De methodes die in Tielt worden toegepast zijn niet uniek. “In Staden legden we vijf jaar geleden al een weg op die manier aan”, aldus Tom Bulcke. “Daarnaast was nog in een klassieke afvoer voorzien, mocht de capaciteit van het afwateringssysteem onvoldoende blijken. In vijf jaar tijd is dat maar één keer gebeurd. Ook in Meise, Turnhout en Kapellen werden al zulke projecten gerealiseerd.”

De meerkosten bedragen zo’n 15 procent, maar met een grotere schaal zullen die dalen. Ondertussen wordt verder geïnnoveerd, zegt Rik Debusschere. “Momenteel testen we in het labo een manier om de steenslag die als funderingslaag gebruikt wordt te carboniseren. Dat betekent dat we het beton, dat al gerecycleerd is, injecteren met CO2, waardoor die niet in de atmosfeer terecht komt. Een dubbele winst voor het milieu dus.”

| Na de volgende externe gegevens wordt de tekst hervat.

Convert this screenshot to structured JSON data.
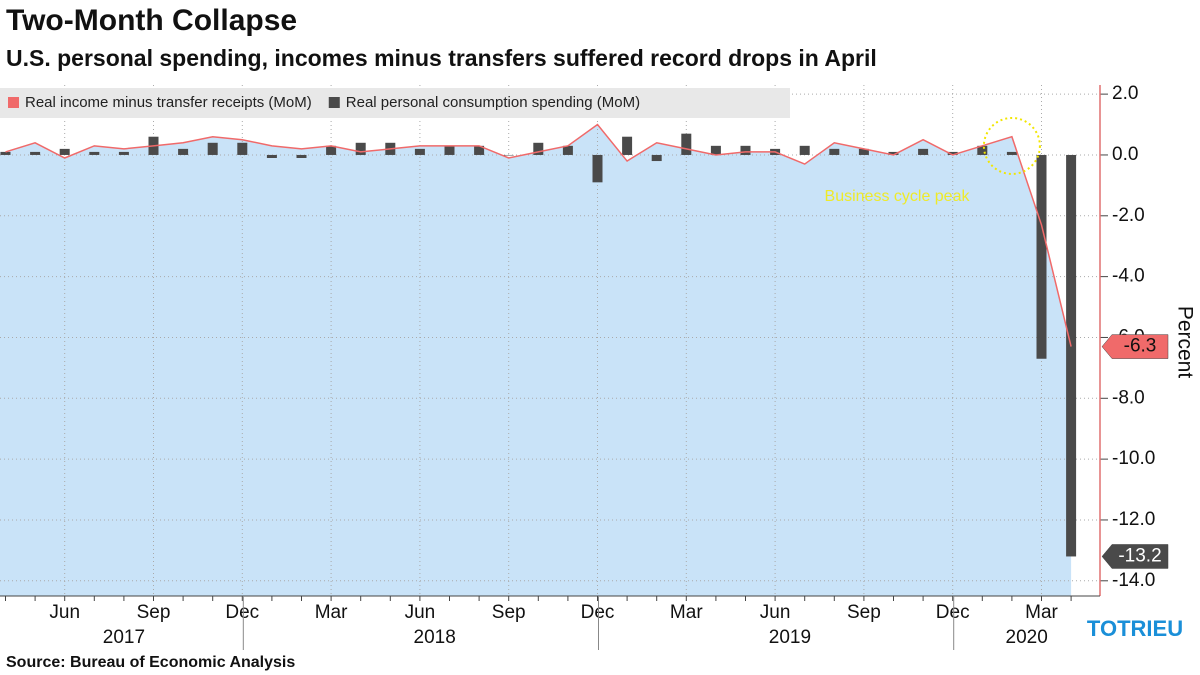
{
  "chart_data": {
    "type": "bar-line",
    "title": "Two-Month Collapse",
    "subtitle": "U.S. personal spending, incomes minus transfers suffered record drops in April",
    "source": "Source:  Bureau of Economic Analysis",
    "y_label": "Percent",
    "annotation": "Business cycle peak",
    "logo": "TOTRIEU",
    "categories": [
      null,
      null,
      "Jun",
      null,
      null,
      "Sep",
      null,
      null,
      "Dec",
      null,
      null,
      "Mar",
      null,
      null,
      "Jun",
      null,
      null,
      "Sep",
      null,
      null,
      "Dec",
      null,
      null,
      "Mar",
      null,
      null,
      "Jun",
      null,
      null,
      "Sep",
      null,
      null,
      "Dec",
      null,
      null,
      "Mar",
      null
    ],
    "year_labels": [
      "2017",
      "2018",
      "2019",
      "2020"
    ],
    "series": [
      {
        "name": "Real income minus transfer receipts (MoM)",
        "type": "area",
        "color": "#f06a6a",
        "fill": "#c9e3f8",
        "values": [
          0.1,
          0.4,
          -0.1,
          0.3,
          0.2,
          0.3,
          0.4,
          0.6,
          0.5,
          0.3,
          0.2,
          0.3,
          0.1,
          0.2,
          0.3,
          0.3,
          0.3,
          -0.1,
          0.1,
          0.3,
          1.0,
          -0.2,
          0.4,
          0.2,
          0.0,
          0.1,
          0.1,
          -0.3,
          0.4,
          0.2,
          0.0,
          0.5,
          0.0,
          0.3,
          0.6,
          -2.3,
          -6.3
        ]
      },
      {
        "name": "Real personal consumption spending (MoM)",
        "type": "bar",
        "color": "#4a4a4a",
        "values": [
          0.1,
          0.1,
          0.2,
          0.1,
          0.1,
          0.6,
          0.2,
          0.4,
          0.4,
          -0.1,
          -0.1,
          0.3,
          0.4,
          0.4,
          0.2,
          0.3,
          0.3,
          0.0,
          0.4,
          0.3,
          -0.9,
          0.6,
          -0.2,
          0.7,
          0.3,
          0.3,
          0.2,
          0.3,
          0.2,
          0.2,
          0.1,
          0.2,
          0.1,
          0.3,
          0.1,
          -6.7,
          -13.2
        ]
      }
    ],
    "ylim": [
      -14.5,
      2.3
    ],
    "yticks": [
      {
        "value": 2,
        "label": "2.0"
      },
      {
        "value": 0,
        "label": "0.0"
      },
      {
        "value": -2,
        "label": "-2.0"
      },
      {
        "value": -4,
        "label": "-4.0"
      },
      {
        "value": -6,
        "label": "-6.0"
      },
      {
        "value": -8,
        "label": "-8.0"
      },
      {
        "value": -10,
        "label": "-10.0"
      },
      {
        "value": -12,
        "label": "-12.0"
      },
      {
        "value": -14,
        "label": "-14.0"
      }
    ],
    "grid": true
  }
}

Ook voor de uitbreiding van het bedrijventerrein Tielt-Noord, waarbij 38 hectare wordt ontsloten, is er aandacht voor de water- en milieu-impact. Er komen vier waterbufferbekkens, 720 bomen en een stuk straat van honderd meter in gerecycleerd beton. Daarbij wordt 20 procent natuurlijk granulaat vervangen door hoogwaardig gerecycleerd betongranulaat. De collectieve buffercapaciteit bedraagt 11.700 kubieke meter, waar de brandweer en de landbouwers gebruik van kunnen maken. Bovendien moet elk bedrijf verplicht zonnepanelen leggen. Al honderd bedrijven tonen interesse om zich te vestigen op het uitgebreide bedrijventerrein.